Novo cenário digital

O cenário digital avançou durante a pandemia. Segundo De Elias, algumas empresas sobreviventes a pandemia, deram um show em gestão de crises. “Muitas empresas ainda estão de pé porque fizeram isso muito bem: reação a urgência. A pandemia nos ensinou que muitas empresas estão aprendendo que muitas outras coisas são necessárias, como a inovação. Essa pode se apresentar como olhar as coisas como sempre foram e mudar. Dogmas antigos como ’em time que está ganhando não se mexe’ estão obsoletos. É preciso transformar o ótimo em insuperável. Temos de ter o olhar de desaprender o velho para dar espaço ao novo”, ensinou.

O olhar de antecipação é um dos fatores que De Elias cita como essencial para a gestão de crises. “A adaptabilidade próativa é algo que um camaleão não pode fazer. Imagine um camaleão que mudasse de cor antes de chegar ao ambiente. É pensar não no que fazemos agora mas sim no que faremos amanhã. São coisas que tem mais foco no importante do que no urgente. Ou seja, é aquilo que não tem hora marcada, mas que se eu fizer, vou obter mais resultados”.
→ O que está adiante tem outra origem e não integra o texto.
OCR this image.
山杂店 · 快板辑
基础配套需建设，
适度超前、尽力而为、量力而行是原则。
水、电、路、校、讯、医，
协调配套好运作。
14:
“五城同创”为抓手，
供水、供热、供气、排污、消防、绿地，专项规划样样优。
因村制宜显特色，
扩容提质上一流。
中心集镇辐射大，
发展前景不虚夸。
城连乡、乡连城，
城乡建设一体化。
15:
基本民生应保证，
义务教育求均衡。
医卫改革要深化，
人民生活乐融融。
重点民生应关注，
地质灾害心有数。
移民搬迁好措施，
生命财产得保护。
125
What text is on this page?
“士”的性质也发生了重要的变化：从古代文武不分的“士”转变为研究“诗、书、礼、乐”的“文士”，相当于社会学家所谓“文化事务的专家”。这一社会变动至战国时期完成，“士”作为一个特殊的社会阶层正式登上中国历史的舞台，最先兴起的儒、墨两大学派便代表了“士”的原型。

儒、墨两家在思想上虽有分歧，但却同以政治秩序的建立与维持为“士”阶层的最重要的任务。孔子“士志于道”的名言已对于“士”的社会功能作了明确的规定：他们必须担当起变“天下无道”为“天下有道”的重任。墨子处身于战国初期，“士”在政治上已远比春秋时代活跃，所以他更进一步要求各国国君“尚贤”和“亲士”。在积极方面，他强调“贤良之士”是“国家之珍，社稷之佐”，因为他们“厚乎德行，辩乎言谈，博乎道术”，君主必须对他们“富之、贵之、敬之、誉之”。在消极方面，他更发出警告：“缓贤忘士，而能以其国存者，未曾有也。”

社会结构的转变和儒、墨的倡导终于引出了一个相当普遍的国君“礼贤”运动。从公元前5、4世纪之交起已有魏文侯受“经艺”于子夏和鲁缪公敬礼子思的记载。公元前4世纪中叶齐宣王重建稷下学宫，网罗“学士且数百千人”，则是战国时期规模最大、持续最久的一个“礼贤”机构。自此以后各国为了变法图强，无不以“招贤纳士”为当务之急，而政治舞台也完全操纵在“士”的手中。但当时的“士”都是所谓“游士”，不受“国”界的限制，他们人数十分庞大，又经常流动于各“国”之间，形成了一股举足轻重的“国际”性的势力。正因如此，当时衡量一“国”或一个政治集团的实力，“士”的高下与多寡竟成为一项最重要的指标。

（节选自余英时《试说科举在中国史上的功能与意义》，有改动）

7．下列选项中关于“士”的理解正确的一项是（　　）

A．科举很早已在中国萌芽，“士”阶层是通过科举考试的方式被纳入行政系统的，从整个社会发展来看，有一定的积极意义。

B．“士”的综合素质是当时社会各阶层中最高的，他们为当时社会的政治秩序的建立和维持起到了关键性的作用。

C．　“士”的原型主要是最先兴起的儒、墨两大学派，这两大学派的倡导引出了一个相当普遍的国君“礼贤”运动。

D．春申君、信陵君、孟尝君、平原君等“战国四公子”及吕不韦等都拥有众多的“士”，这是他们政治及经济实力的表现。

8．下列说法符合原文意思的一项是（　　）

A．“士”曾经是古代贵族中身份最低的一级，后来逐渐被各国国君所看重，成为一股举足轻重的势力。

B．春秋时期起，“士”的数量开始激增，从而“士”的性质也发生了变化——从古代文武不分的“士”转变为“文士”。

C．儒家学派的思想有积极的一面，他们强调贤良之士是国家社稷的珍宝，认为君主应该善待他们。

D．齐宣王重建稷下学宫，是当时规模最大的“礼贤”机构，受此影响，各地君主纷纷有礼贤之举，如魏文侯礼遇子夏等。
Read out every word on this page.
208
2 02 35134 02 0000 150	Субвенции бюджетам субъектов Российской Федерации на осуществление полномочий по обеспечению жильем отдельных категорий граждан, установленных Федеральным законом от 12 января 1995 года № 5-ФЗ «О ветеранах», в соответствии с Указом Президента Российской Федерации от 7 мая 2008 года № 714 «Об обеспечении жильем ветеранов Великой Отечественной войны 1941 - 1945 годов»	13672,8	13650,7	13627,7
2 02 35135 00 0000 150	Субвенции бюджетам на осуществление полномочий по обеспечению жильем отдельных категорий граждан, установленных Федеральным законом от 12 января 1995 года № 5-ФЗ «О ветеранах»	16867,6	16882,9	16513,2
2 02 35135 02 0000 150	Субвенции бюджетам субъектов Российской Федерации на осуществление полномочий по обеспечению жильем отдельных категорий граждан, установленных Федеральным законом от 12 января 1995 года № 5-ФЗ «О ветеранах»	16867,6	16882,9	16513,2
Urgente é o mesmo que importante?

Marcelo De Elias explicou que a antecipação está em muitas situações da vida. “A pessoa se cuida para não adoecer, o que é melhor do que adoecer e buscar uma cura. O olhar do importante antes do urgente. Lidar com o importante antes de se tornar urgente. Como um surfista que vê a onda em formação e entra nela antes. Se você entrar depois, você se torna mais um. A pandemia nos ensinou a humanização nas relações. Liderança é o gesto da humanização e agora estamos prestando mais atenção a isso. Mas o gestor de pessoas, antes de tudo é um líder, e um líder é alguém que se preocupa com o ser humano. Para reter talentos ao seu lado, é preciso atentar para alguns gestos como ouvir a sua equipe”.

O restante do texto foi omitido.